Different spectral sensitivities, such as colour, monochrome and extended near infrared (NIR), may also be required to optimise the imaging system for the application. In order to do this, a camera manufacturer will look for an integrated family of image sensor products that includes multiple resolution nodes and colour options to support a portfolio of products.
The PYTHON family has more than 40 options, with resolutions ranging from VGA to more than 25Mpixel. These devices are available in multiple configurations, including monochrome, Bayer Color and extended NIR sensitivities. Selected devices are available in low-power configurations or with removable tape to protect the image sensor during the camera assembly process.

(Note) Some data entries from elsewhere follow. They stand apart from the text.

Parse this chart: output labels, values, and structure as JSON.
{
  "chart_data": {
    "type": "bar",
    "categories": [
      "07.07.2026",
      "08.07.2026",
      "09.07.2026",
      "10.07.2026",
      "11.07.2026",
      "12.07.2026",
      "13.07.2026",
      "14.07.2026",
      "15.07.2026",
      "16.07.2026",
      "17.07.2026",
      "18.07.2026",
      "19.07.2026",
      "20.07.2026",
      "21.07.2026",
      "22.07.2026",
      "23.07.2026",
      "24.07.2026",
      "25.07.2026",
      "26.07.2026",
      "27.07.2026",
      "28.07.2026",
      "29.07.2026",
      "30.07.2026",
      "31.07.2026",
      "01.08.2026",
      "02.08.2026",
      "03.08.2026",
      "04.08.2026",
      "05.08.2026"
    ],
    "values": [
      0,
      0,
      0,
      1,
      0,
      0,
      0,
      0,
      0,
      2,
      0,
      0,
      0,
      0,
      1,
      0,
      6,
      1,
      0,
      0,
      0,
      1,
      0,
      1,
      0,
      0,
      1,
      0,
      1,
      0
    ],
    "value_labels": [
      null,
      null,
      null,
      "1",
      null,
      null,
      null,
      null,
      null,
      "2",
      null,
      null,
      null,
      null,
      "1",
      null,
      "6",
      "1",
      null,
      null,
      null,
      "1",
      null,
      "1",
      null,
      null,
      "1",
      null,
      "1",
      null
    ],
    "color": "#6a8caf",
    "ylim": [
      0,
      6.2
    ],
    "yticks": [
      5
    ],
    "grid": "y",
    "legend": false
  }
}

To help designers understand the performance available from the PYTHON family of image sensors, Avnet Silica offers a range of evaluation kits. These kits include an image sensor, the appropriate sensor headboard, FPGA evaluation board and software and accessories. The flexible design also allows the evaluation hardware to be use with other PYTHON devices by purchasing additional image sensors.
After identifying the most appropriate image sensor, designers then need to consider the remainder of the camera design. Complementary products from ON Semiconductor include embedded boards, power and signal chain components that allow engineers to choose between modular solutions and the flexibility of a discrete design.
If a machine vision system needs to be brought to market quickly, it may not be possible to build it from the ground up. For those applications, Avnet Silica products such as the PYTHON-1300-C camera module. Based on the PYTHON 1300 colour image sensor and featuring a 0.5in SXGA CMOS image sensor with a resolution of 1280 x 1024 pixels, the module can be combined with Avnet Silica’s MicroZed Embedded Vision Carrier Card and the Smart Vision Development Kit to provide a complete hardware design, leaving the designer to only write the application software.
While CCD image sensors may still remain preferable in some specialised applications, the combination of image quality, bandwidth, imaging flexibility and configuration flexibility available from CMOS image sensors has accelerated adoption of this technology in machine vision applications.
The imaging capabilities of such devices has ushered in a new level of performance and functionality for industrial imaging and CMOS sensor based imaging is now suitable for use in almost every type of design.